The first-quarter loss, which was somewhat smaller than analysts expected, compared with a loss of $414 million in the year-ago period. Revenues fell 7.5 percent to $16.6 billion.

Boeing's commercial airplane business suffered an operating loss as the company pointed to unspecified "customer considerations" following a temporary grounding of the 737 MAX 9.

Boeing's defense space and security division reported operating profitability in spite of losses on "certain fixed-price development programs," the company said in its press release.

"Our first quarter results reflect the immediate actions we've taken to slow down 737 production to drive improvements in quality," said Chief Executive Dave Calhoun, who will step down at the end of 2024.

The extra time taken "will position us for a stronger and more stable future," Calhoun said.

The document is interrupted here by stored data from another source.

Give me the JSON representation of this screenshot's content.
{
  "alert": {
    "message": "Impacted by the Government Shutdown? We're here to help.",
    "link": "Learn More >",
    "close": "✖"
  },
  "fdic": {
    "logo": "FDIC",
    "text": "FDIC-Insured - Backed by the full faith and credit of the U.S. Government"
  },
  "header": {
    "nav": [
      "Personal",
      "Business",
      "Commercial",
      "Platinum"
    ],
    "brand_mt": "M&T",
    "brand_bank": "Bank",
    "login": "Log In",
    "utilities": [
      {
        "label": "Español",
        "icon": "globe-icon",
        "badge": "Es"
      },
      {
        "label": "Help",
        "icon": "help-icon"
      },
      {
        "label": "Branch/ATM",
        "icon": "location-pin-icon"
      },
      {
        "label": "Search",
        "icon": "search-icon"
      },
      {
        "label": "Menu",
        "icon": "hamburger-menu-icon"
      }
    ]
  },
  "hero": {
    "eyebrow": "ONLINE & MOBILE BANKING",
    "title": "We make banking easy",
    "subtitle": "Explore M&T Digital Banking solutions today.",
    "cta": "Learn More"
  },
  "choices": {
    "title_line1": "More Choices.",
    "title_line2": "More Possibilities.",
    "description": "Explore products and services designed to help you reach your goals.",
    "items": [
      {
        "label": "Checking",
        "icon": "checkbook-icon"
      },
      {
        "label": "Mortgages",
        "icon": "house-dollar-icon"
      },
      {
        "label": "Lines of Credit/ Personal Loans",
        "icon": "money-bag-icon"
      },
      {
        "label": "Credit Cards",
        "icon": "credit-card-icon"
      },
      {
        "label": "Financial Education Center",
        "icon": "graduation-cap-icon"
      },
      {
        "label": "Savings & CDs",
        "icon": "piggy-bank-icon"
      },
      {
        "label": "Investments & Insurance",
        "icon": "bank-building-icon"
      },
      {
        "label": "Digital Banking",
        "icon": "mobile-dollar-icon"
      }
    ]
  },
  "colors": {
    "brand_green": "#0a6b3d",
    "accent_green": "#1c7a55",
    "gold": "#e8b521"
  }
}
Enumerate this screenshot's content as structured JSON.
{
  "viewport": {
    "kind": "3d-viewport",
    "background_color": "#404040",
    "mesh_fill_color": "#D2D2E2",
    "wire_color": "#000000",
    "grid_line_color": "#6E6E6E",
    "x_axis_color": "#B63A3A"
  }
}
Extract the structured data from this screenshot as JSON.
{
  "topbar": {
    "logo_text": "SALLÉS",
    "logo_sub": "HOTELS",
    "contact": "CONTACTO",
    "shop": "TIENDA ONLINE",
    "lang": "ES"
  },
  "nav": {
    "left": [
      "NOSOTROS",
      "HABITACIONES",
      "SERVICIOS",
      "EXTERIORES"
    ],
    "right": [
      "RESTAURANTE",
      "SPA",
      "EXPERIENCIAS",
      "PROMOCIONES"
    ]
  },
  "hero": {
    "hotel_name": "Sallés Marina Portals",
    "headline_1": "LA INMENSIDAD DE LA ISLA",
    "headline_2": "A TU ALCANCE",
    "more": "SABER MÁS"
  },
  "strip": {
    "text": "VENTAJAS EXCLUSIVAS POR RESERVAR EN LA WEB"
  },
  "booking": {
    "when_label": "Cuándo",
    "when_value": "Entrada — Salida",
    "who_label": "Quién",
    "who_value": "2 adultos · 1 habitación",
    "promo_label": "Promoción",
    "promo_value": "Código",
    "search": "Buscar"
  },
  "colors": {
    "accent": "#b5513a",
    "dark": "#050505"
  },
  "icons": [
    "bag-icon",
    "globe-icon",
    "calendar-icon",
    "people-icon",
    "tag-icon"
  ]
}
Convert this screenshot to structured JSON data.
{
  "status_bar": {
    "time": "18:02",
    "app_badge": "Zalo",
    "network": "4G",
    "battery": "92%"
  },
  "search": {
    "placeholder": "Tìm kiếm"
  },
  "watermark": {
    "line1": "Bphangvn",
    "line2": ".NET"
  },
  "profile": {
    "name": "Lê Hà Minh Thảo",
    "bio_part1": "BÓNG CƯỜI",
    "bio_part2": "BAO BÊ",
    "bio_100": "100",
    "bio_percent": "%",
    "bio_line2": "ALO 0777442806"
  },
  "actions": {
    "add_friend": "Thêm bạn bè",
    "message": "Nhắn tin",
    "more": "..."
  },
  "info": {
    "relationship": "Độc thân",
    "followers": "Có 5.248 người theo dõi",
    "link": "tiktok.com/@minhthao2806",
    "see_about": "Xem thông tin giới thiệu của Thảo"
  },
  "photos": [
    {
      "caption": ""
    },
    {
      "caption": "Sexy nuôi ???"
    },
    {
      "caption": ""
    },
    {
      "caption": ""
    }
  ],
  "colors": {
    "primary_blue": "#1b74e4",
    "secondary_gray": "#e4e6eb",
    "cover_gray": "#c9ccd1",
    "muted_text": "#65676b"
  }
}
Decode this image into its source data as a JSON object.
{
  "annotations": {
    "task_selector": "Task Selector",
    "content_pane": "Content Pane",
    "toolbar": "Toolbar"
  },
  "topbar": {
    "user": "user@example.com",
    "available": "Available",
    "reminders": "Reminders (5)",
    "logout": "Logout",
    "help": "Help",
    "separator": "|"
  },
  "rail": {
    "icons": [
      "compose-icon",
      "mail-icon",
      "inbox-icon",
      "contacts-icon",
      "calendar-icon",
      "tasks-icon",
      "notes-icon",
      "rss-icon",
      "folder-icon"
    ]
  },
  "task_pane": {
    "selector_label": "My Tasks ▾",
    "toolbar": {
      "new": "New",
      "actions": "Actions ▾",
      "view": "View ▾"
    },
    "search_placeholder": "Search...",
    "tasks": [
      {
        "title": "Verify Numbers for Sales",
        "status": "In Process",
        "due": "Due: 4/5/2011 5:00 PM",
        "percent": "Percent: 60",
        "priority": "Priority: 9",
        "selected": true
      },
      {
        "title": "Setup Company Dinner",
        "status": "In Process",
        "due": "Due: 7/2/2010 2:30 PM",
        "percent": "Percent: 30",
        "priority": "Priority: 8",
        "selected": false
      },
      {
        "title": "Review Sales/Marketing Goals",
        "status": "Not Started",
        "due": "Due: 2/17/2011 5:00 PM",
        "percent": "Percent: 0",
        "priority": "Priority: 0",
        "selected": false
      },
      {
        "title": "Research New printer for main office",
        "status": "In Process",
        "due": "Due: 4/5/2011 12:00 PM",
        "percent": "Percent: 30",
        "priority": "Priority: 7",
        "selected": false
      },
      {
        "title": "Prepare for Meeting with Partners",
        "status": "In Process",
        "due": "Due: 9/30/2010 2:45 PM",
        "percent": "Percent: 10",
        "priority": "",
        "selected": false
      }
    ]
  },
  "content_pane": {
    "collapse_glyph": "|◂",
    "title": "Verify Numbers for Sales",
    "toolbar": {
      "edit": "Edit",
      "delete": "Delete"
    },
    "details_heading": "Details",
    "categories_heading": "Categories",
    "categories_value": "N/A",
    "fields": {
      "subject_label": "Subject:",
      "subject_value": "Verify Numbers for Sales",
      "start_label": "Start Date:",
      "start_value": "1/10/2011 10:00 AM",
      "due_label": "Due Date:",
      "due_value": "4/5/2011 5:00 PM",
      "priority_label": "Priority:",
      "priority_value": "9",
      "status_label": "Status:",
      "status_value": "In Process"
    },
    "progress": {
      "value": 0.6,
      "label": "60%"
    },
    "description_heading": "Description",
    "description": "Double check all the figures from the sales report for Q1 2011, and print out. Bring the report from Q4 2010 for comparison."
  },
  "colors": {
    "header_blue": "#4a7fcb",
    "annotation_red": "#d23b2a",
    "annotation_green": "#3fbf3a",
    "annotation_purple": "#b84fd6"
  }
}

The US aerospace giant has been on the defensive since the January 5 emergency landing on the Alaska Airlines plane after a panel on the fuselage blew out mid-flight.

Since then, an audit by an advisory panel of the Federal Aviation Administration pointed to significant shortcomings in Boeing's safety culture.

Last week, a Senate panel heard from a whistleblower who said he was punished after raising safety questions about the 787 Dreamliner, Boeing's other top-selling plane.

Shares of Boeing rose 3.4 percent in pre-market trading.